Prosecutor Blackwell’s closing was, to this lawyer’s eyes, where the dynamite was packed into this day—mostly because it appears to me that Blackwell laid a strong foundation for a defense claim of prosecutorial misconduct.
Indeed, the defense made an oral motion for a mistrial on this basis, and while Judge Cahill hemmed-and-hawed about the appropriateness of Blackwell’s conduct, he ultimately responded as he’s done with every other defense motion for a mistrial—denied.
The basis for a claim of prosecutorial misconduct here is that Blackwell repeatedly suggested to the jury that the defense was outright lying—and a prosecutor is not allowed to make such arguments in closing in a criminal trial. Indeed, a prosecutor is far more constrained in making such suggestions about the defense than is the defense in making similar suggestions about the state.
This greater constraint reflects the greater apparent authority that a state prosecutor, representing the government, brings to the courtroom relative to a defense attorney merely representing a criminal defendant.
It’s worth recalling, on this point, that Blackwell is not really a prosecutor in the normal course of his legal career. Rather, he is a professional civil litigator who was brought into this case on a pro bono basis as part of the politics around this prosecution.
As a civil litigator, Blackwell would normally have a very broad privilege to attack the credibility or even integrity of opposing counsel’s arguments—a breadth of privilege that when applied in the context of acting as a prosecutor can easily slide into misconduct sufficient to warrant a mistrial or reversal of conviction even standing alone.
To my eye it looked as if Blackwell felt as if he were merely striking back at suggestions made by Nelson in his closing statement that the state was not being entirely truthful in its interpretation of the evidence in this case. It was as if Blackwell was outraged at what he might have felt was being labelled a liar and decided to give just as good right back.

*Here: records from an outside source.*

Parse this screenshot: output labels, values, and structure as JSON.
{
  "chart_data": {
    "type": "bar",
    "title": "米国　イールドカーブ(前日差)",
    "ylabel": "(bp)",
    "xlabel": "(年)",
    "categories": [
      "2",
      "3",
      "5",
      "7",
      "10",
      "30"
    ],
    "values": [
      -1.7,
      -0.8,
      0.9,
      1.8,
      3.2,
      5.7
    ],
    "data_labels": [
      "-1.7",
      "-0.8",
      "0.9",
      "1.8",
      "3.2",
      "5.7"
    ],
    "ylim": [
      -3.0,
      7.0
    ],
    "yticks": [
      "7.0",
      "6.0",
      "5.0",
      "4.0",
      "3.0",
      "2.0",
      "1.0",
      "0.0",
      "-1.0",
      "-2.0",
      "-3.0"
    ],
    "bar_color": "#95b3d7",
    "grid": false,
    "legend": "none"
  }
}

Unfortunately for Blackwell, just as the burden of proof in a civil trial is equally shared between the parties—a preponderance of the evidence—but the burden of proof in a criminal trial is wildly (and appropriately) balanced against the state—beyond a reasonable doubt—the degree to which the defense in a criminal trial can suggest less than complete honesty on the part of the state is wildly greater than the extent to which the state can do the same to the defense.
And Blackwell sure engaged in his fair share of belittling the defense argument. While not calling Defense Counsel Nelson a liar to his face, he belittled the defense argument as a mere “story” that, unlike reality, should not be given credence.

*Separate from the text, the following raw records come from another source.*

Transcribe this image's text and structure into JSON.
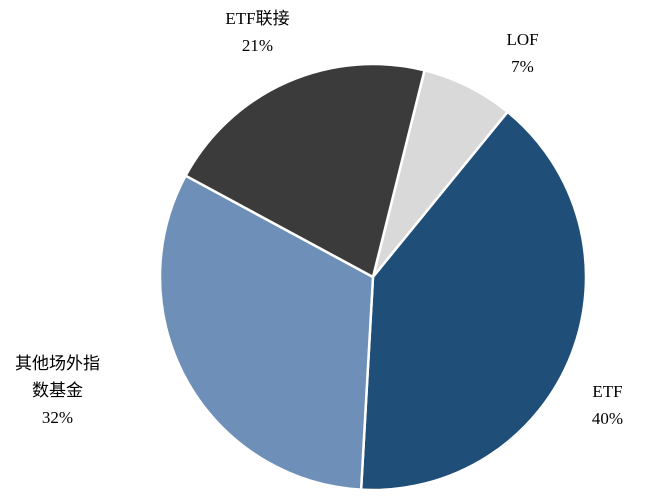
{
  "chart_data": {
    "type": "pie",
    "title": "",
    "unit": "%",
    "start_angle_deg": 14,
    "direction": "clockwise",
    "legend_position": "none",
    "labels_outside": true,
    "label_color": "#000000",
    "slice_border_color": "#ffffff",
    "slices": [
      {
        "id": "lof",
        "label": "LOF",
        "value": 7,
        "color": "#d9d9d9"
      },
      {
        "id": "etf",
        "label": "ETF",
        "value": 40,
        "color": "#1f4e79"
      },
      {
        "id": "other-otc-index",
        "label": "其他场外指数基金",
        "value": 32,
        "color": "#6e8fb8"
      },
      {
        "id": "etf-feeder",
        "label": "ETF联接",
        "value": 21,
        "color": "#3b3b3b"
      }
    ],
    "labels": {
      "etf_feeder": {
        "line1": "ETF联接",
        "line2": "21%"
      },
      "lof": {
        "line1": "LOF",
        "line2": "7%"
      },
      "etf": {
        "line1": "ETF",
        "line2": "40%"
      },
      "other_otc_index": {
        "line1": "其他场外指",
        "line2": "数基金",
        "line3": "32%"
      }
    }
  }
}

Even one such implication would be improper, but might be let slide by defense counsel. Two or three are grounds for an objection, and Nelson did object at that point, and had that objection upheld by Judge Cahill. But Blackwell simply would not stop—in all he contemptuously belittled the defense argument as a mere “story” roughly 20 times.

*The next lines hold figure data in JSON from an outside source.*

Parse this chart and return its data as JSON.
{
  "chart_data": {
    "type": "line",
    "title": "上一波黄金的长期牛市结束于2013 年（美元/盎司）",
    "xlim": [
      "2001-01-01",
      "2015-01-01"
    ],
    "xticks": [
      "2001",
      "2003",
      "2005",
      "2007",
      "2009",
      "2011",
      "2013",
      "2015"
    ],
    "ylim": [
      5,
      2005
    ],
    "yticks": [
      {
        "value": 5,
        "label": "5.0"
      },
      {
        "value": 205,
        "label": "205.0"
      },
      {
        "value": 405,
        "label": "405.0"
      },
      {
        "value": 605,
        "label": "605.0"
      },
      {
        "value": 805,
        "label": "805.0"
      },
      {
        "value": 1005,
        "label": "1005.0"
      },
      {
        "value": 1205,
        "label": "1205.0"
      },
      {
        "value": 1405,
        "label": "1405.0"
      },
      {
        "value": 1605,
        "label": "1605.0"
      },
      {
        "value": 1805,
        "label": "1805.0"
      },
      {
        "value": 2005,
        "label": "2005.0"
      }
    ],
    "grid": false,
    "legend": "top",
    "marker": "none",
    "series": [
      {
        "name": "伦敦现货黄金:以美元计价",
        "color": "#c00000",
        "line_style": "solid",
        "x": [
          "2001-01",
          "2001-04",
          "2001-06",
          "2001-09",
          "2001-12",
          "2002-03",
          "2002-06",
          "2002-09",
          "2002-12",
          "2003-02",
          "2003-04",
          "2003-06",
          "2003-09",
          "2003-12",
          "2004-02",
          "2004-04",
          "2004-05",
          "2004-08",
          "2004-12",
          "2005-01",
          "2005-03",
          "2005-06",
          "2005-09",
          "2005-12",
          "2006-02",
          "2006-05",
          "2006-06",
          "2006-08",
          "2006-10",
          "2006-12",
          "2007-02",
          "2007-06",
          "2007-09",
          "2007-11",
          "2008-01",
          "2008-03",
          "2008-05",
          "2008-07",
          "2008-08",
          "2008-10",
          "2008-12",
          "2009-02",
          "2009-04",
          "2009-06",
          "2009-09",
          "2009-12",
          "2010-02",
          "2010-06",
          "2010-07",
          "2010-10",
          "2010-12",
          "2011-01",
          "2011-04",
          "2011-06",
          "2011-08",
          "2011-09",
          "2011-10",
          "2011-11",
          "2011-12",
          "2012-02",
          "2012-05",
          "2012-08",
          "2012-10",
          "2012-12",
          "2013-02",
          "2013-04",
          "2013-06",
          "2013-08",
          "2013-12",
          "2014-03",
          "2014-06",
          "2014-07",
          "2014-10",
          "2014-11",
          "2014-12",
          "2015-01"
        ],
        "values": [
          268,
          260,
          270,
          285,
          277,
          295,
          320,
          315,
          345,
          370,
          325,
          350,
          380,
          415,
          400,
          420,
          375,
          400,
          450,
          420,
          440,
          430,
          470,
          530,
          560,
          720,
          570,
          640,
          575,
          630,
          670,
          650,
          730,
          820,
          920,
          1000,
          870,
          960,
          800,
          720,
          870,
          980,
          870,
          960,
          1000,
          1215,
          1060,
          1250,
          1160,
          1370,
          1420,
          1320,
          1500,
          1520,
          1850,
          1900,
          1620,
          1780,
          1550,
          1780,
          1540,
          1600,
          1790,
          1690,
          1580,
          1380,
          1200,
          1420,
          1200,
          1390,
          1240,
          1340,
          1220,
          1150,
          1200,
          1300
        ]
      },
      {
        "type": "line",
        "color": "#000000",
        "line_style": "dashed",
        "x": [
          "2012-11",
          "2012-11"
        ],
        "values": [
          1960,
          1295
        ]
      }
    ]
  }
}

And that is way over the line.
Further, Blackwell falsely attributed arguments to the defense that they simply had not made, creating strawman arguments that when presented by a state prosecutor have the effect of calling out the defense as outright liars, although here it was the state doing the lying.
Blackwell also falsely characterized the actual testimony of witnesses, claiming they said things they hadn’t said, or purporting to paraphrase their testimony using different words that profoundly changed the apparent meaning and weight of the testimony.
He also went so far as to suggest that reasonable inferences of the evidence made by the defense—specifically, that squad car 320 was running when Floyd was placed prone beside the vehicle—was a statement made without evidence because there was no testimony from any witness that the vehicle was running.
This could easily be understood to be a claim that the defense was wrongfully making claims of fact absent any evidence—in other words, that the defense was just making crap up—but in fact, it’s perfectly fine for anyone to make reasonable inferences from available evidence, and Nelson explicitly inferred the vehicle was operating based on the body worn camera showing that the driver never reached for the keys to turn off the vehicle once it pulled up at Cup Foods.
Really, this entire manner of argument by Blackwell struck me as one made by a person who didn’t believe the merits would carry them to beyond a reasonable doubt, and thus was compelled to resort to fabrication and ad hominem attacks in an effort to win—both of which are conduct in which perhaps other attorneys might engage, but which is prohibited for prosecutors.